2016年

【2016アニメ】「終末のイゼッタ」アニメレビュー





(40点)全12話

西暦1939年、帝国主義国家ゲルマニア帝国は突如隣国に侵攻を開始した。その戦火は一気に欧州全域に拡がり、時代は大戦の渦に巻き込まれていく。そして1940年、ゲルマニアはその矛先を美しい水と緑に恵まれたアルプスの小国エイルシュタット公国に向けようとしていた。TVアニメ「終末のイゼッタ」公式サイト




終末世界の隣国同士の戦いを描いた戦争ファンタジーアニメ

ストーリー
作画
面白い
総合評価 (40点)
完走難易度 難しい

亜細亜堂によるオリジナルアニメ。

監督は藤森雅也さん。

戦争

©終末のイゼッタ製作委員会

舞台は1940年付近の史実に近い出来事が起きている世界。

現実でいうところのドイツ帝国が戦争を引き起こし、連鎖的に巻き起こる戦い。そしてそんな大国と戦争をすることになる一国の王女が主人公の物語。

まず冒頭で姫様と思しき人物が列車内で、何者かに追われ、辛くも列車から飛び降りて生き残るというシーンから始まる。
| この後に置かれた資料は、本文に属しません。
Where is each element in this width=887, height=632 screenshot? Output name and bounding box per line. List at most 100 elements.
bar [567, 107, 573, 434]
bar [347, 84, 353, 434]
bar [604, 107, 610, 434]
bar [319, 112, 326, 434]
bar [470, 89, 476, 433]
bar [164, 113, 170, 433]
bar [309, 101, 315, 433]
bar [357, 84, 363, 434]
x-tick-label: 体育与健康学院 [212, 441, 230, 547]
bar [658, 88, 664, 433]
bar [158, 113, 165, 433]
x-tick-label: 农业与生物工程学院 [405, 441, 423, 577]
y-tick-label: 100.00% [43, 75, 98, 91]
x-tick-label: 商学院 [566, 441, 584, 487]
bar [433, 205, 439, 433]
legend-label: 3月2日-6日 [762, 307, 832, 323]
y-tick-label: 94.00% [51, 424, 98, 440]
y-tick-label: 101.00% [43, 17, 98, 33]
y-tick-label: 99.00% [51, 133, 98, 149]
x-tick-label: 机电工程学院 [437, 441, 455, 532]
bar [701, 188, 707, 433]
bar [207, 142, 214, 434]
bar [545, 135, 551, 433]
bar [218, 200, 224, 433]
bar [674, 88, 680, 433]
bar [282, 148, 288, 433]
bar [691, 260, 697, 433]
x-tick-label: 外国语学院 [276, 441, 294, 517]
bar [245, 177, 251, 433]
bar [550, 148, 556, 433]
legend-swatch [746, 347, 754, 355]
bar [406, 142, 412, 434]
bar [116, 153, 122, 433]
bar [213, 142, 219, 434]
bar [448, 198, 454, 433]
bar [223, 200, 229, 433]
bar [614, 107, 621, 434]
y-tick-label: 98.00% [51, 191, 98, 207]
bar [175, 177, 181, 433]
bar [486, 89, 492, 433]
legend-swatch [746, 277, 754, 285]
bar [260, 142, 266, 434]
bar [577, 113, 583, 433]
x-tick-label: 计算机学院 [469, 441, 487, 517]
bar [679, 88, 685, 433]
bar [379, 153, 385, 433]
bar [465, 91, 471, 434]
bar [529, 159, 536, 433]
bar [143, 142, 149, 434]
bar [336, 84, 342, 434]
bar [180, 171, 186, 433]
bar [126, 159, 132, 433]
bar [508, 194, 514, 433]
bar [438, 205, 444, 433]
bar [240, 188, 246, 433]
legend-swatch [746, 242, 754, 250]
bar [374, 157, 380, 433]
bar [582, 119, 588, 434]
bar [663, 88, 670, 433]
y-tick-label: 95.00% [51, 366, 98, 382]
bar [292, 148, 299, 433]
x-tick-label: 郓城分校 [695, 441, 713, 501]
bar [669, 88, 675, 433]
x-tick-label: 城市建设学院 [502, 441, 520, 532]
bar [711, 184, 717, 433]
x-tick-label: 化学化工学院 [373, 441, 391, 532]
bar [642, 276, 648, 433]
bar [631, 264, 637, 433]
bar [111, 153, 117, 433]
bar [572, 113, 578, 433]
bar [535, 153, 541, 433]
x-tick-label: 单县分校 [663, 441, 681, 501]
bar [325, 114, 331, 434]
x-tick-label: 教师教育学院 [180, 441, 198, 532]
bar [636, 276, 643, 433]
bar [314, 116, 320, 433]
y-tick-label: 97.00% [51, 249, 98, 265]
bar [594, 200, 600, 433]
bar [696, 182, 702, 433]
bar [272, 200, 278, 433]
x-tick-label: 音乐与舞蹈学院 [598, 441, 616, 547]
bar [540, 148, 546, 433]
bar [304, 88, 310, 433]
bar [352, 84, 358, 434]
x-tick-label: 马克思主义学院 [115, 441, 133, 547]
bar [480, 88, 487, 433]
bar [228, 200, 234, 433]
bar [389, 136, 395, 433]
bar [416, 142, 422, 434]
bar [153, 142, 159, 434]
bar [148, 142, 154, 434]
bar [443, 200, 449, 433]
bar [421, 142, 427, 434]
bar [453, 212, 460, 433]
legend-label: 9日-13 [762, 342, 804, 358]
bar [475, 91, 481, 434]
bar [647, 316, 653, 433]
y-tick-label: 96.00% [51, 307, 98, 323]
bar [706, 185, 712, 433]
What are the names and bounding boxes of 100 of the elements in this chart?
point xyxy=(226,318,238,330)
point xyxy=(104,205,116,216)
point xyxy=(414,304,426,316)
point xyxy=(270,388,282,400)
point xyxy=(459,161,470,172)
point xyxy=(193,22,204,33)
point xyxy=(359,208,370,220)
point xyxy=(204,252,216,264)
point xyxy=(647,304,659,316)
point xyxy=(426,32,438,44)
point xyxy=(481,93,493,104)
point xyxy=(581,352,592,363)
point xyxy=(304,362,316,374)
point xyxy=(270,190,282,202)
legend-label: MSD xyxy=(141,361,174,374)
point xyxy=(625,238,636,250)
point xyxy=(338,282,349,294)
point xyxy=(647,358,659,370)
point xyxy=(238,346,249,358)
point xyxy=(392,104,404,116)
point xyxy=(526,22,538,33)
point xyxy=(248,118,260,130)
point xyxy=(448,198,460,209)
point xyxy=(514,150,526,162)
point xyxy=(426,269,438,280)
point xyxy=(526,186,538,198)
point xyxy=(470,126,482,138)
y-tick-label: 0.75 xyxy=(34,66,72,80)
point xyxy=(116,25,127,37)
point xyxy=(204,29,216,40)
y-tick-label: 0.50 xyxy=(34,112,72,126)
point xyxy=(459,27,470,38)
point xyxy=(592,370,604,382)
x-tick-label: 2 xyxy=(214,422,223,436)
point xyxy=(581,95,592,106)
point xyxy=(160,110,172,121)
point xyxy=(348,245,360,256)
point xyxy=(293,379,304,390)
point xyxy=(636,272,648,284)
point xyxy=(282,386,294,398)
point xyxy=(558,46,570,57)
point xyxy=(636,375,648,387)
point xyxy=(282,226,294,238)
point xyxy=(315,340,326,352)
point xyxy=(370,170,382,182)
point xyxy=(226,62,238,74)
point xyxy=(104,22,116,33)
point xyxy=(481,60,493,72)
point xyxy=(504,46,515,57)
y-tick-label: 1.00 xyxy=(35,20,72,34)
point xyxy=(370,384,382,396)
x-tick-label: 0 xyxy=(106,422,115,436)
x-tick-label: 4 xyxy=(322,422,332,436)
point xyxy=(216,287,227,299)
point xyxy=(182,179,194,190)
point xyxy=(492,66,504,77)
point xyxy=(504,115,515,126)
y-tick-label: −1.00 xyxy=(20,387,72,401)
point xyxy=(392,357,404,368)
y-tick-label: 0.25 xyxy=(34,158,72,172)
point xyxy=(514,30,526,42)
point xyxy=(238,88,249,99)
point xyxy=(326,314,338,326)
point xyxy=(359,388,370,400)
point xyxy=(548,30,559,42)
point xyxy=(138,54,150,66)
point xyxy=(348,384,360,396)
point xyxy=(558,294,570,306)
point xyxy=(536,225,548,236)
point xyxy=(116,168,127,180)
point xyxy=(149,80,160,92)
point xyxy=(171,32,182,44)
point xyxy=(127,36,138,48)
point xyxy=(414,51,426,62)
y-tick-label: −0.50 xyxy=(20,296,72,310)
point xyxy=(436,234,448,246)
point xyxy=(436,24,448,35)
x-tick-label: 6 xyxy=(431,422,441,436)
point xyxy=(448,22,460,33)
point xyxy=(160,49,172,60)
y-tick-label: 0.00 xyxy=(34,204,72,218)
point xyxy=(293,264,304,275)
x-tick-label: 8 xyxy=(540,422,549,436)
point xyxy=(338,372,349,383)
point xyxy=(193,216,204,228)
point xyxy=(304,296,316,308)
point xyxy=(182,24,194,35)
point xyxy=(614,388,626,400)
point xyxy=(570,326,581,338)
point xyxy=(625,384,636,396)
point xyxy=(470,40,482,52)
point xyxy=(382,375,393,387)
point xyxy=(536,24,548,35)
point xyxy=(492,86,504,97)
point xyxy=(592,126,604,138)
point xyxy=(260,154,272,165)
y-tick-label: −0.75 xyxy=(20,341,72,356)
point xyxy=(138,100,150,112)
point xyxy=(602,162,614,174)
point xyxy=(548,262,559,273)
彼女が何者で、なぜ列車内にいて、なぜ指名手配のような扱いを受けていて、なぜ命を狙われて、なぜ我関せずだった乗客が姫様の命を狙うのか。

とても「なぜ?」が尽きない1話の導入になっている。

確かに盛り上がってはいる。列車の上での銃撃戦。アクロバティックな動き。列車からの決死のダイブ。

激しいアクションから始まり、興奮から始まる掴みは良い。だがあまりに謎が多すぎて何が起きているのか分からない。

お互いの関係が分かってこその駆け引きだし、逃げる・戦うというアクションにしてもお互いの立場が分からないと、盛り上がろうにも心が付いてこない。

まさにそんな心境だ。キャラの紹介も何も済んではいないのに、冒頭でクライマックスのような逃避行と銃撃戦。興味はそれほどそそられない。

冒頭ではまず「どんな作品なのか教えて?」という気持ちが先行する。

何よりもまず作品に引き込まれるための情報と、作品ならではのアイデンティティを視聴者は期待している。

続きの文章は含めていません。